From: Eduardo Habkost
Subject: Re: [Qemu-block] [Qemu-devel] storing machine data in qcow images?
Date: Tue, 22 May 2018 12:14:18 -0300
User-agent: Mutt/1.9.2 (2017-12-15)

On Tue, May 22, 2018 at 05:02:21PM +0200, Kevin Wolf wrote:
> Am 22.05.2018 um 16:19 hat Michael S. Tsirkin geschrieben:
> > On Tue, May 22, 2018 at 09:35:55AM +0200, Gerd Hoffmann wrote:
> > >   Hi,
> > > 
> > > > You must /sometimes/ supply the correct machine type.
> > > > 
> > > > It is quite dependent on the guest OS you have installed, and even
> > > > just how the guest OS is configured.  In general Linux is very
> > > > flexible and can adapt to a wide range of hardware, automatically
> > > > detecting things as needed.

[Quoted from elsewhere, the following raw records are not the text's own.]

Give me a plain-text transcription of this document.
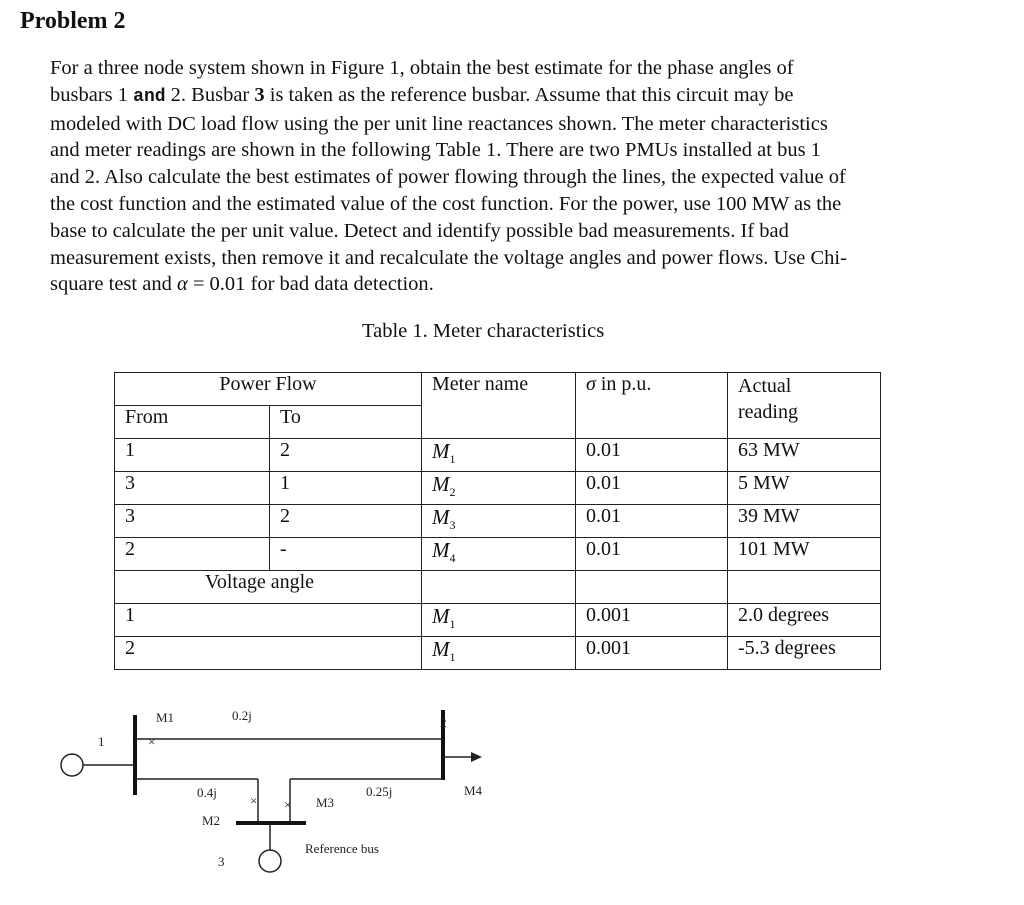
Problem 2
For a three node system shown in Figure 1, obtain the best estimate for the phase angles of
busbars 1 and 2. Busbar 3 is taken as the reference busbar. Assume that this circuit may be
modeled with DC load flow using the per unit line reactances shown. The meter characteristics
and meter readings are shown in the following Table 1. There are two PMUs installed at bus 1
and 2. Also calculate the best estimates of power flowing through the lines, the expected value of
the cost function and the estimated value of the cost function. For the power, use 100 MW as the
base to calculate the per unit value. Detect and identify possible bad measurements. If bad
measurement exists, then remove it and recalculate the voltage angles and power flows. Use Chi-
square test and α = 0.01 for bad data detection.
Table 1. Meter characteristics
Power Flow		Meter name	σ in p.u.	Actual
reading
From	To			
1	2	$M_1$	0.01	63 MW
3	1	$M_2$	0.01	5 MW
3	2	$M_3$	0.01	39 MW
2	-	$M_4$	0.01	101 MW
Voltage angle				
1		$M_1$	0.001	2.0 degrees
2		$M_1$	0.001	-5.3 degrees
1	×
M1	0.2j	2
M4
×
0.4j
M2
× M3
0.25j
3
Reference bus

It is possible for a sysadmin to build
> > > > a Linux image in a way that would only work with I440FX, but I
> > > > don't think it would be common to see that.
> > > 
> > > I think it would be pretty hard to actually build such an image.
> > > 
> > > The more critical thing for linux guests is the storage driver which
> > > must be included into the initrd so the image can mount the root
> > > filesystem.  And the firmware, bios vs. uefi is more critical than
> > > pc vs. q35.
> > 
> > I think we can start by finding a location to embed a string in a qcow
> > image, add ability for qemu-img to set and get this string.  We can
> > discuss how it's formatted separately.
> 
> If we want it, we'll find a place to store it.
> 
> But the first thing we need is a spec for what's actually in it. Just
> storing a machine type hint would be a one-off hack that wouldn't last
> very long before we want to add the next thing.
> 
> Essentially, what we need is a description of the virtual machine that
> we suggest to use with this image. We can try to reuse something
> existing there, like libvirt XML or OVF, or invent something new (a JSON
> array describing runtime options?). One difference to existing formats
> is probably that we want only frontends and no backends in the
> description.

The OVF virtual hardware description might be appropriate to
define what's required vs what's recommended, to support multiple
machine-types, and ranges of valid values for variables.

Pro: management software can reuse exactly the same logic for
qcow2 machine descriptions and OVF machine descriptions.

Con: OVF is a pretty complex specification.